Le duo britannique Tim Key et Tom Basden revient sur le grand écran avec un nouveau film intitulé « La ballade de Wallis Island », un long-métrage inspiré de leur court métrage primé. L’histoire se concentre sur un musicien engagé pour une performance privée sur une île isolée, mêlant amour, perte et nostalgie. Le film a été bien accueilli dans des festivals tels que Sundance et SXSW, avant sa sortie officielle.

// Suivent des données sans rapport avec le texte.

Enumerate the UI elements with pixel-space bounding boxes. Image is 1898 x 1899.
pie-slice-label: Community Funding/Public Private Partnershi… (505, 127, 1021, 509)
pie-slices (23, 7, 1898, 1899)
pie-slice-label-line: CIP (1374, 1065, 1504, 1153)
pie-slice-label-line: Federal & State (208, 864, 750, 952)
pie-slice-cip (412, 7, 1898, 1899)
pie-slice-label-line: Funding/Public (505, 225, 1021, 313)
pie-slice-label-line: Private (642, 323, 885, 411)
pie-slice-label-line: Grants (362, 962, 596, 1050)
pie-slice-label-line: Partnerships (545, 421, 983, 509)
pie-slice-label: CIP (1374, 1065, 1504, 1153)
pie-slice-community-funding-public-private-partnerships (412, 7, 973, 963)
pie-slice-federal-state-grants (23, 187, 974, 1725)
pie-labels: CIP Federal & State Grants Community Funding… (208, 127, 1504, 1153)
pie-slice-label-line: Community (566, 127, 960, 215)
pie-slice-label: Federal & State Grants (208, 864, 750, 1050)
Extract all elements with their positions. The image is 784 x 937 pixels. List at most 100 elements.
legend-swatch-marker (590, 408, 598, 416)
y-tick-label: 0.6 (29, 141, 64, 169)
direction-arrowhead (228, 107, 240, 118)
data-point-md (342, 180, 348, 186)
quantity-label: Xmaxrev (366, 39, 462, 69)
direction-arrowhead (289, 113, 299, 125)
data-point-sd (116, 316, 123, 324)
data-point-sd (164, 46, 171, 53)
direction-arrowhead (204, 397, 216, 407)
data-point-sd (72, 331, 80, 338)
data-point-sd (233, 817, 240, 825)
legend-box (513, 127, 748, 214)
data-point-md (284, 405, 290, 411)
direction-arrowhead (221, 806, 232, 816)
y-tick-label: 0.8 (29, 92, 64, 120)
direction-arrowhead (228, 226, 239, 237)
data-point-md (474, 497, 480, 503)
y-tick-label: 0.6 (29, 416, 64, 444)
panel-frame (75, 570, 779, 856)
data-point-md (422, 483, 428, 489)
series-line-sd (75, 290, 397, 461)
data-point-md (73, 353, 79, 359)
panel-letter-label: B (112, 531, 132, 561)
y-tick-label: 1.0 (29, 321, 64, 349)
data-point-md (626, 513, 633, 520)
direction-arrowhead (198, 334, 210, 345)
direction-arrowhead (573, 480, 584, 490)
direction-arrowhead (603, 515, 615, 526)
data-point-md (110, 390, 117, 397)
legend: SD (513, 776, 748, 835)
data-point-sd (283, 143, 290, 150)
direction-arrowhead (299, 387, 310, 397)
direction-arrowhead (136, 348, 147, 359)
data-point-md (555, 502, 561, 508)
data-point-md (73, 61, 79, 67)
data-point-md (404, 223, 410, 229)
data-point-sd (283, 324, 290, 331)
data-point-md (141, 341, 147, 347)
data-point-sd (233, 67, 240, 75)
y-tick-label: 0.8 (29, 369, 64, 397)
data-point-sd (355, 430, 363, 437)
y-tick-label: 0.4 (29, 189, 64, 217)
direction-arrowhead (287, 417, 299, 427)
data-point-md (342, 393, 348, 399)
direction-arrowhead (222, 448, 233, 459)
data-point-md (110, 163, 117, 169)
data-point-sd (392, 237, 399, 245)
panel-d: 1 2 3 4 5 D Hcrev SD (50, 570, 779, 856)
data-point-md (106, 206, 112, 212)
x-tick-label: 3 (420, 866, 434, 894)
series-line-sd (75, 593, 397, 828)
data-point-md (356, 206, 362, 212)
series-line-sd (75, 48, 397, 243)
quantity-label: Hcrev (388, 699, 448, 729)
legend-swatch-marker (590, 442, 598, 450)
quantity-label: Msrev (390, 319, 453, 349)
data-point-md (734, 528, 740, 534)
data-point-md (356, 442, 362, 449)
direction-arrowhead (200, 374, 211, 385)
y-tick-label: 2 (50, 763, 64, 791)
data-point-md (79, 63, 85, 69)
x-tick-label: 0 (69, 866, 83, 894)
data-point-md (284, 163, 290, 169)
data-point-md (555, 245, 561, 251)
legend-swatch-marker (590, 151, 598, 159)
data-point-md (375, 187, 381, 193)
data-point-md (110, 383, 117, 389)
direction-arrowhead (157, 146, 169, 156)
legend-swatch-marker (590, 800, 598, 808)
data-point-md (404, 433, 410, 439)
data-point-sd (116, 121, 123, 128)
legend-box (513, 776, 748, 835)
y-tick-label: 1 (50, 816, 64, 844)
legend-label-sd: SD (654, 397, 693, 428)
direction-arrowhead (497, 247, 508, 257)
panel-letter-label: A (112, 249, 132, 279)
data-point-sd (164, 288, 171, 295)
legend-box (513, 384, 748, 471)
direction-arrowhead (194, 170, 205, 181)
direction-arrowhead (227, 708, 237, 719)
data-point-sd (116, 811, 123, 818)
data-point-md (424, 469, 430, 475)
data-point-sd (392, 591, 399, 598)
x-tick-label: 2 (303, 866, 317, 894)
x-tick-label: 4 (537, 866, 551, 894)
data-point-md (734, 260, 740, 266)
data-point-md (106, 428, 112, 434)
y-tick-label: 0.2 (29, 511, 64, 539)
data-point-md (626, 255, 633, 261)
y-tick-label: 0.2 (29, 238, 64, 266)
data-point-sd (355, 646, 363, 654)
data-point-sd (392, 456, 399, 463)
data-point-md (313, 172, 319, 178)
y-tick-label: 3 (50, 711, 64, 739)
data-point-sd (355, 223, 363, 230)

Tim Key et Tom Basden reviennent avec un long-métrage après deux décennies
Il y a près de deux décennies, Tim Key et Tom Basden ont marqué les esprits avec leur court métrage « Le seul et unique Herb McGwyer joue sur l’île de Wallis Island », qui avait remporté un prix au Festival du film d’Edinburgh en 2008. Après cette première incursion cinématographique, ils ont exploré divers projets; cependant, ils n’étaient jamais revenus à Wallis Island jusqu’à présent. Ce projet tant attendu s’est transformé en un long-métrage intitulé « La ballade de Wallis Island ».

Une histoire touchante centrée sur l’amour et la perte
Dans ce nouveau film, l’intrigue suit Herb McGwyer, joué par Tom Basden, un musicien engagé pour réaliser un concert privé sur la fictive île de Harborless par Charles Heath (interprété par Tim Key), gagnant de la loterie. En plus de cela, le personnage principal rencontre Nell Mortimer (Carey Mulligan), son ancienne partenaire musicale amoureuse qui vient le rejoindre lors de ce concert inattendu. Cela intensifie l’émotion du récit alors que l’on découvre comment leurs vies respectives ont évolué depuis leur jeunesse.
Basden déclare : « Vous obtenez une fenêtre sur ce qu’ils étaient lorsqu’ils étaient jeunes. Je pense que vous allez toujours finir par devoir écrire sur la perte, le chagrin et le regret qui vont avec les relations dans la vingtaine ».
Un hommage aux films musicaux classiques
« La ballade de Wallis Island » rappelle les films musicaux emblématiques tels que « Une fois » ou « Sing Street ». Cependant, il sait ne pas tomber dans les pièges prévisibles de ces films tout en conservant une atmosphère charmante qui engage le public. Après avoir fait sensation dans des festivals comme Sundance et SXSW, le film sera diffusé à New York et Los Angeles avant sa large sortie prévue pour le 11 avril.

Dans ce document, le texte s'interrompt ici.